Авторское право No 2011 Дон Уинслоу и Треванские бенефициары
Роман, основанный на романе Треваниана "Сибуми".
Ричарду Пайну
Часть первая: ТОКИО, октябрь 1951 года
1
НИКОЛАЙ ХЕЛЬ НАБЛЮДАЛ, как кленовый лист слетел с ветки, затрепетал на легком ветерке, а затем мягко опустился на землю.
Это было прекрасно.
Наслаждаясь первым проблеском природы, который он увидел после трех лет одиночного заключения в американской тюремной камере, он вдохнул свежий осенний воздух, позволил ему наполнить легкие и задержал его на несколько мгновений, прежде чем выдохнуть.
Хаверфорд ошибочно принял это за вздох.
“Рад, что выбрался?” - спросил агент.
Николай не ответил. Американец был для него никем, простым торговцем, как и остальные его соотечественники, торгующим шпионажем вместо автомобилей, крема для бритья или кока-колы. Николай не собирался вступать в бессмысленный разговор, не говоря уже о том, чтобы позволить этому чиновнику получить доступ к его личным мыслям.
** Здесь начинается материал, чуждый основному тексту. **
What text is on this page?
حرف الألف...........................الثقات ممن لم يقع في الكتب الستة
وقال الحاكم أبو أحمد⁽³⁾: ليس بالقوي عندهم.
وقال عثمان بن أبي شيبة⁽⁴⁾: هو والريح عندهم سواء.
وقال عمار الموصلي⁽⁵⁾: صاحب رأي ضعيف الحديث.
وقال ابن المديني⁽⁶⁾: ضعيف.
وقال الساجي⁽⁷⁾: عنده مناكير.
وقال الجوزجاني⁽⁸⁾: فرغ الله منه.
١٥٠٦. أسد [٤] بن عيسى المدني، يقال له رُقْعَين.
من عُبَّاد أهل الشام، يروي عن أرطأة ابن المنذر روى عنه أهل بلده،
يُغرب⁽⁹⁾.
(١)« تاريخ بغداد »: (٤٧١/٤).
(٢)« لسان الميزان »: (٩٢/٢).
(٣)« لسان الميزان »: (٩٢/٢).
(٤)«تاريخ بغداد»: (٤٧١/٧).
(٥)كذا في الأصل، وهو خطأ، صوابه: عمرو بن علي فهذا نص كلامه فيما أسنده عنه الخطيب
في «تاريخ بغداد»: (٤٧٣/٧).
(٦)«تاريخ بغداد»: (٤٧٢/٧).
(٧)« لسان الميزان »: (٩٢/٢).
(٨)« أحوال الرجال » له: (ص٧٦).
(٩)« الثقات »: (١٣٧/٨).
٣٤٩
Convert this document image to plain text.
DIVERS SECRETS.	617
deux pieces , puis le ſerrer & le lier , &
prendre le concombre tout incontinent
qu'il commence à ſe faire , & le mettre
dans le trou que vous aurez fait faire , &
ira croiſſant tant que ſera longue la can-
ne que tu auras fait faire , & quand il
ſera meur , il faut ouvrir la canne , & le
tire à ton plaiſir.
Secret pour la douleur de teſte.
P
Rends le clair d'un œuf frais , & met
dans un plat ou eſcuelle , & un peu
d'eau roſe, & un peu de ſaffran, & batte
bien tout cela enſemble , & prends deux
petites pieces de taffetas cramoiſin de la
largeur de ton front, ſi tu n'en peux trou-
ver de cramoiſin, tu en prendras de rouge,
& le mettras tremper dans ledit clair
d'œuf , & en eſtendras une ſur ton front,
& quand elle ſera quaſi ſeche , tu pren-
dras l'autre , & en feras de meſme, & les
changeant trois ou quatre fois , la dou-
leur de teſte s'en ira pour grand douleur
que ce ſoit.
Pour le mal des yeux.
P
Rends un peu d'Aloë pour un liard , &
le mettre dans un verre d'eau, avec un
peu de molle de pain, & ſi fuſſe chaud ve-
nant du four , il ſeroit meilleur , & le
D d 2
Конечно, он был рад выйти на свободу, подумал он, оглядываясь на унылые серые стены тюрьмы Сугамо, но почему жители Запада чувствуют потребность озвучивать очевидное или пытаться выразить невыразимое? Такова природа кленового листа - падать осенью. Я убил генерала Кисикаву, самого близкого отца, который у меня когда-либо был, потому что это было моей сыновней натурой – и долгом - сделать это. Американцы посадили меня за это в тюрьму, потому что они не могли поступить иначе, учитывая их природу.
И теперь они предлагают мне мою "свободу”, потому что я им нужен.
Николай продолжил свою прогулку по усыпанной галькой дорожке, обсаженной кленами. Немного удивленный тем, что почувствовал укол беспокойства, находясь вне замкнутого, маленького пространства своей камеры, он поборол волну головокружения, вызванную открытым небом. Этот мир был большим и пустым; у него не осталось в нем никого, кроме него самого. В течение трех лет в собственной адекватной компании он возвращался в мир, которого больше не знал в возрасте двадцати шести лет.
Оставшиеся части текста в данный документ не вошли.